Stay-at-home orders likely ‘unsustainable’

Paneth considers stay-at-home orders “probably unsustainable, as we’ve seen.”

“Maybe you can do it for a brief period of time,” he continued. “But it breaks down, whether you have government mandates or not.”

He said there are ways to do it, and the principles are very straightforward, and they’re very similar to the principles stated in the letter, “masking, distancing, handwashing, and testing.”

According to Paneth, with a combination of those measures, we can make most areas safe, if they’re enforced.

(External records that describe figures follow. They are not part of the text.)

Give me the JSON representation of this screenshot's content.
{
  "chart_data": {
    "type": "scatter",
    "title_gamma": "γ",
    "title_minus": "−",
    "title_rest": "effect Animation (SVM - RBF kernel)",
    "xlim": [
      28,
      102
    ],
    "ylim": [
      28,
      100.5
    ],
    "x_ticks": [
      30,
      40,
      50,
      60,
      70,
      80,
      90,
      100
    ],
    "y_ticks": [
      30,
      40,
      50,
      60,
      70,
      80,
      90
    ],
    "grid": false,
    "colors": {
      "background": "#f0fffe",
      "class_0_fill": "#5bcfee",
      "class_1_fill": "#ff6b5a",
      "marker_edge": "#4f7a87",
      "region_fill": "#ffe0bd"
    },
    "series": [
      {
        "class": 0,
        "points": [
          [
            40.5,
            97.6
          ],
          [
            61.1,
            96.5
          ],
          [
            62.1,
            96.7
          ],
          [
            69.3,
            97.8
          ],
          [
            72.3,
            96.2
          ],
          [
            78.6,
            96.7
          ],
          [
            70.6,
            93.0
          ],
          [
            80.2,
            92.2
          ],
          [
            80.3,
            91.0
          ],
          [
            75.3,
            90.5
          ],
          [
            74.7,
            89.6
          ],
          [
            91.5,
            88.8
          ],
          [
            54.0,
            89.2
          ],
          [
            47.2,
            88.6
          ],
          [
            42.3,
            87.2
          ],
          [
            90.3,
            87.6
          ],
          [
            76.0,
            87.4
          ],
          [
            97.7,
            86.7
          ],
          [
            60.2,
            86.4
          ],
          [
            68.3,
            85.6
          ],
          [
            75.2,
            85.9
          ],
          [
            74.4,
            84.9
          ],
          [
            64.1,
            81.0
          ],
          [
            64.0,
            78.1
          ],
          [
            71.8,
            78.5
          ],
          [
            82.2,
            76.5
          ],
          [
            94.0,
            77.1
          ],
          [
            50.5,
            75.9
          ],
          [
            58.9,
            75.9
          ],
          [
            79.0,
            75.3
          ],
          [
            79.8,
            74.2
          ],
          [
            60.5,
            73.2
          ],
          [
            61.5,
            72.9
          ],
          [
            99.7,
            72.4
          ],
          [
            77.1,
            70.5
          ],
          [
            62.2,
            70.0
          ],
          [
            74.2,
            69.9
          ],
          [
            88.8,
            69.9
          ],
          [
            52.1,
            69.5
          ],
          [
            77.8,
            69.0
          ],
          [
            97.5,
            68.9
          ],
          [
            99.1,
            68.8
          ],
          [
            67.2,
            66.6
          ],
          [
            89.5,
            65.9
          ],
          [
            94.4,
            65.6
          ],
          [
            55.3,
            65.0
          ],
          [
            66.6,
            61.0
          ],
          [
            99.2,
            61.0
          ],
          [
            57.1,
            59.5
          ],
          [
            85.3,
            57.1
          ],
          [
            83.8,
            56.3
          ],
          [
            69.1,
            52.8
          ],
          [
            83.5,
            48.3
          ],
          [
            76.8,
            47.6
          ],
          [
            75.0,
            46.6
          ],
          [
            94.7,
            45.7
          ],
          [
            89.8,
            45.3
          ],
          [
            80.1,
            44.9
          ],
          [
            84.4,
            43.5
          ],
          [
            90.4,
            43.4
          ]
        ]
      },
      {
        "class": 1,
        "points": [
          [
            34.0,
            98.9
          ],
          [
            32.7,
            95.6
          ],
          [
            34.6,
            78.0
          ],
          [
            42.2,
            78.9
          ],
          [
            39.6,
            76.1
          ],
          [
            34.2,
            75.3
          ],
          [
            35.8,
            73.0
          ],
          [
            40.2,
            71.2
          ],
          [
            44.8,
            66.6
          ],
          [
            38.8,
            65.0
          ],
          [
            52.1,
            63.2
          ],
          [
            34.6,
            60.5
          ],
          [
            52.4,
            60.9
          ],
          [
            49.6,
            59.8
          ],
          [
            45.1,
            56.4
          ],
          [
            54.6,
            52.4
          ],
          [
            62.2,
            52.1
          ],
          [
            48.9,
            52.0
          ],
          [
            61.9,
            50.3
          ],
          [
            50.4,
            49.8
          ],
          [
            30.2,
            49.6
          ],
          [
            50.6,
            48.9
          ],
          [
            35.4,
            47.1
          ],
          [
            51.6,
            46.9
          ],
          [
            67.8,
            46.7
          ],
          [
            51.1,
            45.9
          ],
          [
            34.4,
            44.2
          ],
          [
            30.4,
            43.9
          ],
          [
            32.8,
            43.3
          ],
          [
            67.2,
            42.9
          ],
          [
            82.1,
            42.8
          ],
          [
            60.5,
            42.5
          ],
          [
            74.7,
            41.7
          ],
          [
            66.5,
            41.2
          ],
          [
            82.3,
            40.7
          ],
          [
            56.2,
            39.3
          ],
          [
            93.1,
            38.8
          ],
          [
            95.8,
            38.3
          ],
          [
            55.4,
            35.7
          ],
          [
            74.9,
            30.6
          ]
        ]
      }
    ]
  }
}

However, he urged that with strict guidelines, the important thing is “enforcement in such a way that people feel comfortable.”

A COVID-19 vaccine may not be a silver bullet

Paneth said if a vaccine is developed, it cannot stop the outbreak on its own. Even if it is highly effective, it won’t work if people don’t get vaccinated.

He explained that in the U.S. “there’s quite a bit of vaccine hesitancy or resistance,” and insufficient numbers of people receiving it would prevent creating herd immunity.

In addition to a vaccine, finding effective treatments for COVID-19 will help lessen the damage from the outbreak.

“Some of us are working on passive immunity, that is to say convalescent plasma, hyperimmune globulin, which are being developed, that can hold us short-term until a vaccine is produced,” he concluded.

The bottom line

Almost 150 medical experts and other professionals endorse an open letter calling for a renewed shutdown to control COVID-19.

The letter specifies that we reopened too quickly and details actions we should take to reduce disease spread.

Experts say that we must listen to public health officials to decrease both cases and infection levels of COVID-19.